Repository files navigation

Kraken

In 2024, the code for Kraken was refactored to streamline the addition of new monophosphines and improve portability. This update uses modern software versions including xTB 6.4.0 and CREST 2.12. In our testing, the new workflow performs nearly identically to the original with minor differences.

Different versions of xTB lead to small differences in GFN2-level properties. We compared DFT properties for more than 60 monophosphines generated using both the original and updated versions of Kraken. For a small number of properties (typically octant volumes), the difference between the old and new values for a given monophosphine exceeds 75% of the original value. These differences likely arise from randomness in the conformer search.

A detailed report comparing 28 monophosphines from the original Kraken workflow is provided in the validation folder

Installation (Linux systems only)

  1. Create a conda environment with the included environment YAML file.
conda env create --name kraken --file=kraken.yml
  1. Activate the new environment
conda activate kraken
  1. (Optional) Download an appropriate version of xTB and CREST. The precompiled versions for xTB v6.6.0 and CREST v2.12 worked in our testing. Alternatively, CHPC users can use module load crest/2.12 to load xTB v6.4.0 and CREST v2.12.

  2. Place the precompiled binaries for xTB and CREST somewhere on your PATH. Kraken will call these through subprocesses.

  3. Install the kraken package by navigating to the parent directory containing setup.py and running this command:

pip install .

Example usage (submission to CHPC for the Sigman group)

These instructions are for Sigman group members to submit batches of calculations to the Sigman owner nodes on Notchpeak. For users outside of the Sigman group, see instructions in the next section.
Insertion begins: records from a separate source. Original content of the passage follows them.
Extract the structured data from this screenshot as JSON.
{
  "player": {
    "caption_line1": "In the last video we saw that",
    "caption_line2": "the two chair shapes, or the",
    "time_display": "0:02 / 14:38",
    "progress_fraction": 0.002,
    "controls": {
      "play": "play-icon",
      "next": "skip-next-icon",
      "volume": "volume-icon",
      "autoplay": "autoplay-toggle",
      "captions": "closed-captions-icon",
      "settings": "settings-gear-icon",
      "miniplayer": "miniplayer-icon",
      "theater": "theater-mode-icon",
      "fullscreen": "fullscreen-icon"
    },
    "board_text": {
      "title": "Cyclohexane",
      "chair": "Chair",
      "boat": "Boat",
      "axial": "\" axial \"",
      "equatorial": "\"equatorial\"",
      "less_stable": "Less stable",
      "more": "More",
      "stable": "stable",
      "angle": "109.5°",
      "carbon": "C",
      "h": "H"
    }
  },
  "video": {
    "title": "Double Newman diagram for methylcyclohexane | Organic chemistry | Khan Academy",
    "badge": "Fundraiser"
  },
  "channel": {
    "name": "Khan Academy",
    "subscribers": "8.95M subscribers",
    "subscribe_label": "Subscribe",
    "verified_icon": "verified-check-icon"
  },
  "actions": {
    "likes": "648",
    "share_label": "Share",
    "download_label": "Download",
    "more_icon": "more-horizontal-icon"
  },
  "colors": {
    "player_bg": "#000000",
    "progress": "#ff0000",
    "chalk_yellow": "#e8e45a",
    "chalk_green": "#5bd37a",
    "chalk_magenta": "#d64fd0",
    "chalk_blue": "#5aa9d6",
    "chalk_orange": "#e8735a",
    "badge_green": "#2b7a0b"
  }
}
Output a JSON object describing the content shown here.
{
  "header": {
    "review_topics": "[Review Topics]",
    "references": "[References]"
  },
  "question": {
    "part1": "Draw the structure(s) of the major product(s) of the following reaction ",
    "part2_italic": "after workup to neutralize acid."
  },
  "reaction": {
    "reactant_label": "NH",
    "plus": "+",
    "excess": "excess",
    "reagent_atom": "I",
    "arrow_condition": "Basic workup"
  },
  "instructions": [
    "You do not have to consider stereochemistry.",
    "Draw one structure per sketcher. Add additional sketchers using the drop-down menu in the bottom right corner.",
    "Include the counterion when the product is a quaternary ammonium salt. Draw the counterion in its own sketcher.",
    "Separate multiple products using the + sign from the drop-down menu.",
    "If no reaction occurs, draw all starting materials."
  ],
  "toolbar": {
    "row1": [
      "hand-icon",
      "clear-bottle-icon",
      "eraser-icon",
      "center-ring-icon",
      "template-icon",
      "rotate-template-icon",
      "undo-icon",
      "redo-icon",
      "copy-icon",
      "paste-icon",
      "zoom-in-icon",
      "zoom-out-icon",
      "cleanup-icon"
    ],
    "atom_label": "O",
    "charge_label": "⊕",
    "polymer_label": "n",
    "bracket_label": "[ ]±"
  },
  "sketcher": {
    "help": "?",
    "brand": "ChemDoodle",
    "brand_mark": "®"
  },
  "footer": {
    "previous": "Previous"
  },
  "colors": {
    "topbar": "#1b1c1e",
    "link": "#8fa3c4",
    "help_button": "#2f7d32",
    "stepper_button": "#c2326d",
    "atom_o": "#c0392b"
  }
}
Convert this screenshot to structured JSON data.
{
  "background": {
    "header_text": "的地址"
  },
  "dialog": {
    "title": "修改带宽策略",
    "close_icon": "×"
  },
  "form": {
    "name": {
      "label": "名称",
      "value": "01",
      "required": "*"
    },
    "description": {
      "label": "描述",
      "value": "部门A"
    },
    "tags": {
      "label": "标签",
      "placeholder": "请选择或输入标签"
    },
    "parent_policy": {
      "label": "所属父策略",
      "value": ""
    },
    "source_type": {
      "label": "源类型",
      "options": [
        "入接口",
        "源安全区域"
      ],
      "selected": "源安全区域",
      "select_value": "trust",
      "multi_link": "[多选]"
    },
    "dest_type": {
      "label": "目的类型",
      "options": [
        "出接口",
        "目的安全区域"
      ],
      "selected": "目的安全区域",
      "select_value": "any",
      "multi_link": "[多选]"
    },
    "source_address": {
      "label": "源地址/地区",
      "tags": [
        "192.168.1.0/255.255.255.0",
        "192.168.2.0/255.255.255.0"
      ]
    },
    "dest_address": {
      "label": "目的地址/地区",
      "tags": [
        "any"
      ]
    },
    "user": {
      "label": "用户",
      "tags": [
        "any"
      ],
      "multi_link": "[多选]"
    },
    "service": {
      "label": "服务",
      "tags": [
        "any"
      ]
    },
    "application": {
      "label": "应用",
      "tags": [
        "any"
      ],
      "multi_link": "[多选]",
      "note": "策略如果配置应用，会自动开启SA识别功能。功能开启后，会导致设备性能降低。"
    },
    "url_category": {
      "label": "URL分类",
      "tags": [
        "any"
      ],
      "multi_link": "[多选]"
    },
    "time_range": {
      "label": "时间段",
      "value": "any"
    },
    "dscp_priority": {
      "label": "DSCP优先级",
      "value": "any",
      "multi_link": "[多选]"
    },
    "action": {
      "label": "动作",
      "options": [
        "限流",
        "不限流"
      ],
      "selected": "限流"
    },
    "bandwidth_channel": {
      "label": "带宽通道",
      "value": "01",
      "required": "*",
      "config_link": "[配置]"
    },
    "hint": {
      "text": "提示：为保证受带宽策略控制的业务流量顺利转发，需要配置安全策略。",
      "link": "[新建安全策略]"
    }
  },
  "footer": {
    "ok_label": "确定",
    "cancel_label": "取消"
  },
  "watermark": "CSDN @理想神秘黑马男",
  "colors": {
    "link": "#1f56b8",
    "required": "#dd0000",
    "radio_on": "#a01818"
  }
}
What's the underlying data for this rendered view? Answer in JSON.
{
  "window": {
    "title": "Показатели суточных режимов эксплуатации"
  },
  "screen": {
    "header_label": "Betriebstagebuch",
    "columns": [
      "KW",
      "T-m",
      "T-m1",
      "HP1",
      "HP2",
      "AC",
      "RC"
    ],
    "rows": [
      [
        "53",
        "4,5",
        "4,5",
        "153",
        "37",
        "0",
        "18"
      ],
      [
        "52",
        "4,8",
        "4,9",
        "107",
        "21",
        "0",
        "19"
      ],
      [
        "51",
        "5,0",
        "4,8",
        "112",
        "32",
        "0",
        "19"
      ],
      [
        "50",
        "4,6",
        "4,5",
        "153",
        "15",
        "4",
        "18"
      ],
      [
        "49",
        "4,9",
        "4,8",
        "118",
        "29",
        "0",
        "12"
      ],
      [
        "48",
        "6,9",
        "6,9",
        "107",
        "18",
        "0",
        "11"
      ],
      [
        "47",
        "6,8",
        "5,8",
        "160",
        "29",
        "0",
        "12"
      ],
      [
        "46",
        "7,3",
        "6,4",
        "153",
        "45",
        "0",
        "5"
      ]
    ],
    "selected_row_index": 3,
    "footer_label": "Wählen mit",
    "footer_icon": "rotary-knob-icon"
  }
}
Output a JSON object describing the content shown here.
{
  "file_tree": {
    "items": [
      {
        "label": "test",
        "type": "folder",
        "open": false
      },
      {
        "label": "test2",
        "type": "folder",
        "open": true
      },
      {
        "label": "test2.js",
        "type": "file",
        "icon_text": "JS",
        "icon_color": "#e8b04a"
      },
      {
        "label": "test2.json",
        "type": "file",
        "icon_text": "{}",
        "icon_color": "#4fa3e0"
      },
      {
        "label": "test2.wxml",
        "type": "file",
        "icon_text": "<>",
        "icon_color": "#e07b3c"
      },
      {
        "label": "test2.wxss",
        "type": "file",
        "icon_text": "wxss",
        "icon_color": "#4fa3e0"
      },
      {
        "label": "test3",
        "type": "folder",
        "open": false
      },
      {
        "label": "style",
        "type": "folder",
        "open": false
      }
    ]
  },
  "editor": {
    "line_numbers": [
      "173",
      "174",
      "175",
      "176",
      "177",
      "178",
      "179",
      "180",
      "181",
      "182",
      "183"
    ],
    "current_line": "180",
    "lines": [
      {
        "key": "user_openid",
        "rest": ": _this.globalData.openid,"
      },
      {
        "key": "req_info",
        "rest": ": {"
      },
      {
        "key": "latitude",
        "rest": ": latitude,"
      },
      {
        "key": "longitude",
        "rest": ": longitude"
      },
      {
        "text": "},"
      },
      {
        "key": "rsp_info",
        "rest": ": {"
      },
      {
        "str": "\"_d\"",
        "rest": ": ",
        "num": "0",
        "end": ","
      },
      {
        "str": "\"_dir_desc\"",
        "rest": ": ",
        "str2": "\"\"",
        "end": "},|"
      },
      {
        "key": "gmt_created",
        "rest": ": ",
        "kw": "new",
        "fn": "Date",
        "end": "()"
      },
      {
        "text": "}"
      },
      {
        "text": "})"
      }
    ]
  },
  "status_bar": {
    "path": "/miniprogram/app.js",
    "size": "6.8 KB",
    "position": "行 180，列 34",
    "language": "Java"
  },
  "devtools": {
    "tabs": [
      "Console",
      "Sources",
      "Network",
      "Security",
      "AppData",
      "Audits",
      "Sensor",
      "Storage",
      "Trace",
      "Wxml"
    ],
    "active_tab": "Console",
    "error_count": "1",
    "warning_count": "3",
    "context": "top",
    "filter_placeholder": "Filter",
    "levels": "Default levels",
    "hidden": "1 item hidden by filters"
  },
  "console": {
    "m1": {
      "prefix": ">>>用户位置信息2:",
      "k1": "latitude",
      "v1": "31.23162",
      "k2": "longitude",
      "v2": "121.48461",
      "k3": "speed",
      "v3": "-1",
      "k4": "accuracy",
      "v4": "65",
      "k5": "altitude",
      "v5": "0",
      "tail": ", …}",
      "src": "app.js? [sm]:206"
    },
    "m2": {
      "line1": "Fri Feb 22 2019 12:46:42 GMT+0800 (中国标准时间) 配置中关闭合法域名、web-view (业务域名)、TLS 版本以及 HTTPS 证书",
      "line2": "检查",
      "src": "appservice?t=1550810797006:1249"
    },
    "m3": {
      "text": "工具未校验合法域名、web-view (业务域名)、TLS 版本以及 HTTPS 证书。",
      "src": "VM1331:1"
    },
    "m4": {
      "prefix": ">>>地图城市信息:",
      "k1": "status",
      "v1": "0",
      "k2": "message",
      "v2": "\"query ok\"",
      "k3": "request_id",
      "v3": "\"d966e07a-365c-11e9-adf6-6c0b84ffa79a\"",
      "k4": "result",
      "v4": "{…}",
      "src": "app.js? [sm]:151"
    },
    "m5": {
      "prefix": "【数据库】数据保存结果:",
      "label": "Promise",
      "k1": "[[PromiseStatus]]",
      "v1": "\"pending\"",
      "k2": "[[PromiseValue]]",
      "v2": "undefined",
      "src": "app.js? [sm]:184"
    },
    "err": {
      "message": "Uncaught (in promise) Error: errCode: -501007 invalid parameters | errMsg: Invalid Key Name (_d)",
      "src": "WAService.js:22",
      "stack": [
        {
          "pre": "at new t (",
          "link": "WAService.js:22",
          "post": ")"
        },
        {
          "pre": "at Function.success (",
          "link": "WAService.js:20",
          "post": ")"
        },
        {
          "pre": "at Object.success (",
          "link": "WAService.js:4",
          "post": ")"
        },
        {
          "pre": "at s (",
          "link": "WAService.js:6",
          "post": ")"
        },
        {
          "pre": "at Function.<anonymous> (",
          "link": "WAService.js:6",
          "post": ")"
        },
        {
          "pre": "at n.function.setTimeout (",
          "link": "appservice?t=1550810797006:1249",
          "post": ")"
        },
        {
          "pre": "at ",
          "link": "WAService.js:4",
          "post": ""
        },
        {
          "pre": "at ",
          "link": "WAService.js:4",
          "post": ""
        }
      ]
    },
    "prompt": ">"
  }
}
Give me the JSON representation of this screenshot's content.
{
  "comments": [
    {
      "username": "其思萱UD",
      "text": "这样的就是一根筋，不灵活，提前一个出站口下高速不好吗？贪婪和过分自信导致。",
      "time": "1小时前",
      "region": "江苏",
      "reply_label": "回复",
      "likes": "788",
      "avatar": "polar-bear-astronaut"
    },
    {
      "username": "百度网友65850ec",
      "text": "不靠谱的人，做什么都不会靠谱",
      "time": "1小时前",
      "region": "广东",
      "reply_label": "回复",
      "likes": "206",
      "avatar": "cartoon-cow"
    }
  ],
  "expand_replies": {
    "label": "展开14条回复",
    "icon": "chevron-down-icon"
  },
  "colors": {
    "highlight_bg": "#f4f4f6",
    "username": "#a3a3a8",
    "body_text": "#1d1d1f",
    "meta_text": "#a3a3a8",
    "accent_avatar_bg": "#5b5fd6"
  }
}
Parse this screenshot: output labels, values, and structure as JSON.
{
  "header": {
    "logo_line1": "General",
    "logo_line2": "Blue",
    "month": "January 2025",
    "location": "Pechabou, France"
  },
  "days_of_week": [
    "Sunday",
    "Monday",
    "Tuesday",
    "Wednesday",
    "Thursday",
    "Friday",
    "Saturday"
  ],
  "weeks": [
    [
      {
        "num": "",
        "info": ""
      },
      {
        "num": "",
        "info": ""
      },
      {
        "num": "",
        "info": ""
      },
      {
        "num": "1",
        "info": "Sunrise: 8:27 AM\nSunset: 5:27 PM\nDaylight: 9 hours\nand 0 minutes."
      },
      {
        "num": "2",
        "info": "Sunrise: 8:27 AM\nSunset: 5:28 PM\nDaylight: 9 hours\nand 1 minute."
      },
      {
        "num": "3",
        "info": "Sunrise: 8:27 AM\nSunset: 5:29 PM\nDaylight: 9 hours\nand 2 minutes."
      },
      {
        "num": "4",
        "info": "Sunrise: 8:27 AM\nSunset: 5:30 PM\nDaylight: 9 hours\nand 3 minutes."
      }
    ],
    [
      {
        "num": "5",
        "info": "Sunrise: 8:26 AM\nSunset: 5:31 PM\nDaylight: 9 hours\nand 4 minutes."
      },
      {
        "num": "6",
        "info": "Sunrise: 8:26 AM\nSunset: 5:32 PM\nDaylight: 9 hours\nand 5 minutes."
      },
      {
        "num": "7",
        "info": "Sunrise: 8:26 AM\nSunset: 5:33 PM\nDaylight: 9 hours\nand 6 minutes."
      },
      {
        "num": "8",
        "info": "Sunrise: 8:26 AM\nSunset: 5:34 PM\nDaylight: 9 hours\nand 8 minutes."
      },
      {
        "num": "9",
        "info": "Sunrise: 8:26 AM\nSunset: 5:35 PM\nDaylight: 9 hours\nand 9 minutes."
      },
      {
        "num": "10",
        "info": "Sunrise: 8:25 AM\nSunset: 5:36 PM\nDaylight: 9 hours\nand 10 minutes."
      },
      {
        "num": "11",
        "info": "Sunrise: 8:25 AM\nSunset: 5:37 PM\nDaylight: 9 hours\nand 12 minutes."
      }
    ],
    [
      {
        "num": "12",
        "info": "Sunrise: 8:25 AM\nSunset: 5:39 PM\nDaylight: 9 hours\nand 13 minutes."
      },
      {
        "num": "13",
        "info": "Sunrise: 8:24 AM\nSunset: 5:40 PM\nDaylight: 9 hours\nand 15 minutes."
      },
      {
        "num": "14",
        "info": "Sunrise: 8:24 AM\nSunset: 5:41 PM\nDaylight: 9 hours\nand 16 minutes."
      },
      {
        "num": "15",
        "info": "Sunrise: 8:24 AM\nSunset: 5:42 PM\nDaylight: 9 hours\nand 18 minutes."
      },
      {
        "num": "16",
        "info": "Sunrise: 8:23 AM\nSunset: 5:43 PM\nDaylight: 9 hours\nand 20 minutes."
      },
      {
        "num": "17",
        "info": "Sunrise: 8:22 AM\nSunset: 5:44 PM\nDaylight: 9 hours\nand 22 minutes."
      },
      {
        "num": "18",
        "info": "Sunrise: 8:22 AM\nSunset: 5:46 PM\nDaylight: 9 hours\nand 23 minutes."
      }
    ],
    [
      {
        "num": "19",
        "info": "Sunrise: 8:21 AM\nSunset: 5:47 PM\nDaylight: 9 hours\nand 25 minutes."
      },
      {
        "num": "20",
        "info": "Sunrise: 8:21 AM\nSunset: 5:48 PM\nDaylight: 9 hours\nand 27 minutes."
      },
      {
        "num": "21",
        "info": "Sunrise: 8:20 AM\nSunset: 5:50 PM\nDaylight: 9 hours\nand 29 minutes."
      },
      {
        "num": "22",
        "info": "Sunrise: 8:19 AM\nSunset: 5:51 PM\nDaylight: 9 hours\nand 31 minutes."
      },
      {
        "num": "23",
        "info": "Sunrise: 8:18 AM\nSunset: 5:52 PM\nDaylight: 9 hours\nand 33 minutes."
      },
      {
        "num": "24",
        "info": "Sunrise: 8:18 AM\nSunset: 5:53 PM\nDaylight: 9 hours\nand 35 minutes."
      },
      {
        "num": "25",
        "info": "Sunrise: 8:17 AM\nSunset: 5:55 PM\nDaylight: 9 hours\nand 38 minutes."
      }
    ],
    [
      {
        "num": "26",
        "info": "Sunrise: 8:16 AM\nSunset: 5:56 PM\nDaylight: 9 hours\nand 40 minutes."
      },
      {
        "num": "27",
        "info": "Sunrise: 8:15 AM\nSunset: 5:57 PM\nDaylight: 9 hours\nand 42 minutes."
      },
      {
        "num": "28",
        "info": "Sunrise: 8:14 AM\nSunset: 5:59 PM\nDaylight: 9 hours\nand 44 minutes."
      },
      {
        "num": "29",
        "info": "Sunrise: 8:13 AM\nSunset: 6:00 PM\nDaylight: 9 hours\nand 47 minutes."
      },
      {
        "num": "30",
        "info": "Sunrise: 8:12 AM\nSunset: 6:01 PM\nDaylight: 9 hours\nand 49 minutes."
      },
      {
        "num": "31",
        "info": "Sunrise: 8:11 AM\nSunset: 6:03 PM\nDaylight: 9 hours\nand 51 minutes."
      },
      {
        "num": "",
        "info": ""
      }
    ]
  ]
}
  1. Format a .csv file that contains the columns SMILES, KRAKEN_ID, CHARGE, CONVERSION_FLAG:

    KRAKEN_ID SMILES CHARGE CONVERSION_FLAG
    5039 CP(C)C 0 4
    10596 CP(C1=CC=CC=C1)C 0 4
    ... ... ... ...
  2. Run the example submission script with your requested inputs and configurations:

submit_conf_search --csv input.csv --nprocs 8 --mem 16 --time 6 --calculation-dir ./data/ --debug
  1. After completion, inspect SLURM log files (*.log, *.error) for errors/warnings (ERROR, WARNING).

  2. Use the CLI utilities provided by Kraken if you wish to run all of your calculations from one directory (recommended):

    a. Move DFT files to a common directory:

    extract_dft_files --input ./data/ --destination ./dft_calculation_folder_for_convenience/

    b. Submit DFT calculations:

    for i in *.com; do subg16 $i -c sigman -m 32 -p 16 -t 12; done

    c. Return results to their directories:

    return_dft_files --input ./dft_calculation_folder_for_convenience/ --destination ./data/
  3. Evaluate DFT jobs for errors. For help, use GaussianLogfileAssessor.

  4. Submit the DFT portion of the Kraken workflow:

submit_dft_calcs --csv input.csv --nprocs 8 --mem 16 --time 6 --calculation-dir ./data/ --debug
  1. Check SLURM .log and .error files and raise an issue on this repo if necessary.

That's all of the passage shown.